PRODUCT 1 (50 years on the Substrate / 25 years on the Finish)


If the product fails within 50 years of the date of installation Company X will do the following:


In the first 5 years they will pay to repair and replace the defective product or compensate the owner of the structure on which the product is installed for 100% of the purchase price of the defective product, exclusive of installation, labour and freight costs associated therewith.


After that the owner will be compensated for the purchase price of the defective product (no labour or other charges will be paid) on a prorated basis declining at a rate of 2.22% per year until the end of the 49th year.


Prorated...what does that mean. That means the value of the warranty decreases year after year until you are given a quarter, told to find a payphone and call someone who cares.


The 25 year portion of the warranty is very similar. The product is warranted against excessive fade (as defined by "a change in color greater than 5 delta E’s") up to $1.00 per square foot for the first 5 years. After that the warranty also is prorated anddrops by 15% from year 6 to the end of year 10. It then drops 1.5% per year until the end of the 24th year.


...and the warranty is non-transferable meaning if you sell the home the next homeowner doesn't get the warranty.


PRODUCT 2 (50 years on the Substrate / 15 years on the Finish)


If the product fails within 50 years of the date of installation Company Y will do the following:


In the first 5 years they will pay to repair and replace the defective product or compensate the owner of the structure on which the product is installed for 100% of the purchase price of the defective product. This includes labour and freight costs. The cost cannot exceed the original purchase price and cost to install.

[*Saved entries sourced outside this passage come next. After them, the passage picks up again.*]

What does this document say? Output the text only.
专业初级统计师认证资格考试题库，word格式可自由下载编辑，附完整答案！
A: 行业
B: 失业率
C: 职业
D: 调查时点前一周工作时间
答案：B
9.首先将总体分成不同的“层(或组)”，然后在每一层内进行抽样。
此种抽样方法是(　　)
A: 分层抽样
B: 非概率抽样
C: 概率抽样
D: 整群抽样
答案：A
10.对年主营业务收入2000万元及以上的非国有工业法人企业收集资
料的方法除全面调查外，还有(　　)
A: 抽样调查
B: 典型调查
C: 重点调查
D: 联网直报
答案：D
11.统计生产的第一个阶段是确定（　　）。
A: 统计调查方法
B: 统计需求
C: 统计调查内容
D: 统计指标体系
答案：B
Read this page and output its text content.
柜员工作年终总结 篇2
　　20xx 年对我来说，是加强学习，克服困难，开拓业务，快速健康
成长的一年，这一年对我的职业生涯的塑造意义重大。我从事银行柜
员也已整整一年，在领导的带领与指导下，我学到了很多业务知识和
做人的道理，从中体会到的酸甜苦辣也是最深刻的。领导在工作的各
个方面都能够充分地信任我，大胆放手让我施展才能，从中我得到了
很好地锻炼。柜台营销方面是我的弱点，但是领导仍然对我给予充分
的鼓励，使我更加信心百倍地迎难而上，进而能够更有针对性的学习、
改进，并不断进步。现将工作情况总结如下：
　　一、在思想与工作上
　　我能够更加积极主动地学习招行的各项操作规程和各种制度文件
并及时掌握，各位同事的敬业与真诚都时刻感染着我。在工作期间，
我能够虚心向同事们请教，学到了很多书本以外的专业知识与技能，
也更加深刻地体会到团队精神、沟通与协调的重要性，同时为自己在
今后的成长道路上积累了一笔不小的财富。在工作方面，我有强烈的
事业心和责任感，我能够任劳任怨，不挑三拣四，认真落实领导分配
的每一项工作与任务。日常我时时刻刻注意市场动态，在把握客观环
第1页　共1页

The remaining 45 years they will pay to repair and replace the defective product or compensate the owner of the structure on which the product is installed for 100% of the purchase price of the defective product but no labour or freight.


This is a non-prorated warranty. The value of the warranty doesn't change for the cost of material and only the labour portion changes after the first 5 years.


The 15 year finish warrant is very similar in principle. The first 5 years include bother material and labour. the subsequent 10 years only include material but non-prorated. You are warranted against peeling, blistering and cracking as well as excessive fade (as defined by "a change in color greater than 3 delta E’s").


...and this warranty is transferable.


So, which of the two would you prefer now? On the surface Product 1 seems like the better warranty but once you dig into it you soon discover that this isn't really the case.


Other attention grabbing claims:


"Buy our product it has a NO FADE warranty."


We feel so strongly about the performance of our Product that we have improved our warranty to prove it! We are excited to announce that our Product Z Pre-finishing Limited Warranty is now a 1​5/30 Year No-Fade Warranty.


That's a pretty great claim - "NO FADE". Well, almost no fade as long as you define "no fade" in terms of it's allowed to fade but not over three delta units: Excess fade is defined by a change in colour greater than three delta E's. Wow, that sounds familiar. Maybe Company Y should have made the claim that they have a "NO FADE" warranty, even though it allows for some fading.


"Buy our product and receive a Lifetime Warranty."


...as long as you don't live longer than 20 years because that's what we consider a "Lifetime".


I'm not trying to beat up everyone's warranties. A lot of these tactics are pretty common and in fact a lot of the product I represent use them. The point I am trying to get across is that when you are about to make a significant purchase, like siding, a deck, a car etc. Do a little more reading then just the headline on the warranty. Make sure that the warranty suits your comfort level and is comparable to other products.